Ты потерял душу, Савл. Чтобы обрести ее вновь, ты должен раскрыть глаза на все то, что совершил в прошлом, не пытаясь отвести взгляд в сторону.
Тарсиец начал хватать руками пустоту, что была перед ним, в попытках схватить своего невидимого гостя, но перед ним ничего не было.
– Ты и в самом деле Иешуа? – задал вопрос Савл.
А ты и в самом деле слепой?
– Нет, все это просто кошмар! – взорвался он. – Какое-то представление, устроенное для того, чтобы я лишился рассудка!
Если это кошмар, открой глаза.
– Я открою глаза, когда проснусь.
Ты откроешь глаза, когда прекратишь лгать, Савл, когда ты согласишься увидеть себя таким, какой ты есть. Тебя зовет ад. Твоя ложь толкает тебя туда. Открой глаза. У тебя это получится.
Он осторожно поднял руки к глазам… но вызывающая зуд пелена все так же не позволяла что-либо видеть. Тогда, стараясь приспособиться, его глаза попытались смотреть сквозь веки, преодолевая этот телесный барьер. Постепенно в потемках вырисовался силуэт, протягивающий ему руку помощи.
– Так это ты, Иешуа, здесь, передо мной? – спросил пораженный Савл.
Нет! – возразил голос. – Держись от него подальше!
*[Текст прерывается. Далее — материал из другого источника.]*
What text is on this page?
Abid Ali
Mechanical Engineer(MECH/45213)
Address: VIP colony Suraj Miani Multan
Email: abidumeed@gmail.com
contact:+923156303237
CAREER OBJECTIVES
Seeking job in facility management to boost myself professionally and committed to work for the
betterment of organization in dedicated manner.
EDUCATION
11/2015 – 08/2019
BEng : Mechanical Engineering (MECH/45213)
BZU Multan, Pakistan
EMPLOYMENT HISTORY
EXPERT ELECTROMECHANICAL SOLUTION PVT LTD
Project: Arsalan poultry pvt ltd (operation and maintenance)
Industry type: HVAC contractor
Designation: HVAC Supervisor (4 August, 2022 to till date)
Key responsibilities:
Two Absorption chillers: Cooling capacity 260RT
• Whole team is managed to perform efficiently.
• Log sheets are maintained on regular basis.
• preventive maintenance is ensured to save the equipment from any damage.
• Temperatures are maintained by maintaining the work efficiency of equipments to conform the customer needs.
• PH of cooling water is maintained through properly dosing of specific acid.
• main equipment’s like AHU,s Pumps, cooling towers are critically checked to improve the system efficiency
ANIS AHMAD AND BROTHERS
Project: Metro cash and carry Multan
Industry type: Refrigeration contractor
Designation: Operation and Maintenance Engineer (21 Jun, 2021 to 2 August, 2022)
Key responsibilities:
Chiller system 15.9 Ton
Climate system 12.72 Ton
Он утверждает, что поведет тебя к свету, но на самом деле он желает утянуть тебя в самые глубины пекла!
– Я и так уже в пекле! – возмутился Савл. – И раз ты здесь, со мной, значит, никакой ты не Иешуа, а демон!
Это он заставляет тебя верить в это. Открой глаза, и ты увидишь: все, что я говорю, – истина!
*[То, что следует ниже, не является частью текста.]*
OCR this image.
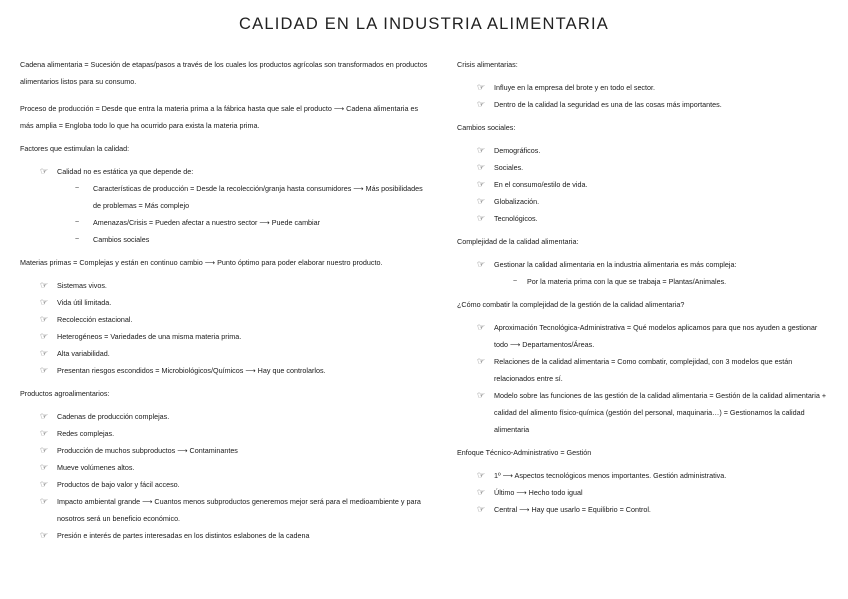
CALIDAD EN LA INDUSTRIA ALIMENTARIA

Cadena alimentaria = Sucesión de etapas/pasos a través de los cuales los productos agrícolas son transformados en productos alimentarios listos para su consumo.

Proceso de producción = Desde que entra la materia prima a la fábrica hasta que sale el producto ⟶ Cadena alimentaria es más amplia = Engloba todo lo que ha ocurrido para exista la materia prima.

Factores que estimulan la calidad:

☞ Calidad no es estática ya que depende de:
~	Características de producción = Desde la recolección/granja hasta consumidores ⟶ Más posibilidades de problemas = Más complejo
~	Amenazas/Crisis = Pueden afectar a nuestro sector ⟶ Puede cambiar
~	Cambios sociales

Materias primas = Complejas y están en continuo cambio ⟶ Punto óptimo para poder elaborar nuestro producto.

☞ Sistemas vivos.
☞ Vida útil limitada.
☞ Recolección estacional.
☞ Heterogéneos = Variedades de una misma materia prima.
☞ Alta variabilidad.
☞ Presentan riesgos escondidos = Microbiológicos/Químicos ⟶ Hay que controlarlos.

Productos agroalimentarios:

☞ Cadenas de producción complejas.
☞ Redes complejas.
☞ Producción de muchos subproductos ⟶ Contaminantes
☞ Mueve volúmenes altos.
☞ Productos de bajo valor y fácil acceso.
☞ Impacto ambiental grande ⟶ Cuantos menos subproductos generemos mejor será para el medioambiente y para nosotros será un beneficio económico.
☞ Presión e interés de partes interesadas en los distintos eslabones de la cadena

Crisis alimentarias:

☞ Influye en la empresa del brote y en todo el sector.
☞ Dentro de la calidad la seguridad es una de las cosas más importantes.

Cambios sociales:

☞ Demográficos.
☞ Sociales.
☞ En el consumo/estilo de vida.
☞ Globalización.
☞ Tecnológicos.

Complejidad de la calidad alimentaria:

☞ Gestionar la calidad alimentaria en la industria alimentaria es más compleja:
~	Por la materia prima con la que se trabaja = Plantas/Animales.

¿Cómo combatir la complejidad de la gestión de la calidad alimentaria?

☞ Aproximación Tecnológica-Administrativa = Qué modelos aplicamos para que nos ayuden a gestionar todo ⟶ Departamentos/Áreas.
☞ Relaciones de la calidad alimentaria = Como combatir, complejidad, con 3 modelos que están relacionados entre sí.
☞ Modelo sobre las funciones de las gestión de la calidad alimentaria = Gestión de la calidad alimentaria + calidad del alimento físico-química (gestión del personal, maquinaria…) = Gestionamos la calidad alimentaria

Enfoque Técnico-Administrativo = Gestión

☞ 1º ⟶ Aspectos tecnológicos menos importantes. Gestión administrativa.
☞ Último ⟶ Hecho todo igual
☞ Central ⟶ Hay que usarlo = Equilibrio = Control.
– Но я же не могу! – завопил Савл. – Мои веки запеклись!
Только для настоящего требуется, чтобы глаза были открыты, Савл. А вот прошлое может смотреть на себя и с закрытыми глазами.
Эти последние слова неожиданно подействовали на тарсийца. Он отвернулся от этого силуэта-искусителя, который тут же исчез. Потом он лег на свой тюфяк и свернулся калачиком. Видения, которые у него были, переворачивали все в его голове. Его прошлое расстелилось перед ним, словно карта мира, на которой ему было видно все до мельчайших подробностей…
Он увидел свое счастливое раннее детство в иудейском городке Гискале. Увидел, как на его родную деревню напали римляне, и тот колодец, в котором он спрятался, чтобы спастись в этой бойне. Перед его глазами пролетели три дня и три ночи, которые он провел, дрожа от страха, в горьковато-соленой воде в ожидании ухода солдат. Он видел кормилицу, которая смотрела на него сверху, схватившись за края колодца, пока ее по очереди насиловали два легионера. Он снова пережил тот ужас, который охватил его, когда солдаты сбросили ее в колодец, видел, как она шлепнулась в воду, как она утонула на его глазах, глазах ребенка, слишком маленького, чтобы такое видеть. Прижавшись к мокрой стенке колодца, он ничего не предпринял, чтобы спасти ее, парализованный страхом, – он боялся, что его могут заметить. И когда последние пузырьки показались на поверхности воды, его маленькие слабые ручонки смогли лишь зажать рот, чтобы сдержать рвавшиеся из него рыдания.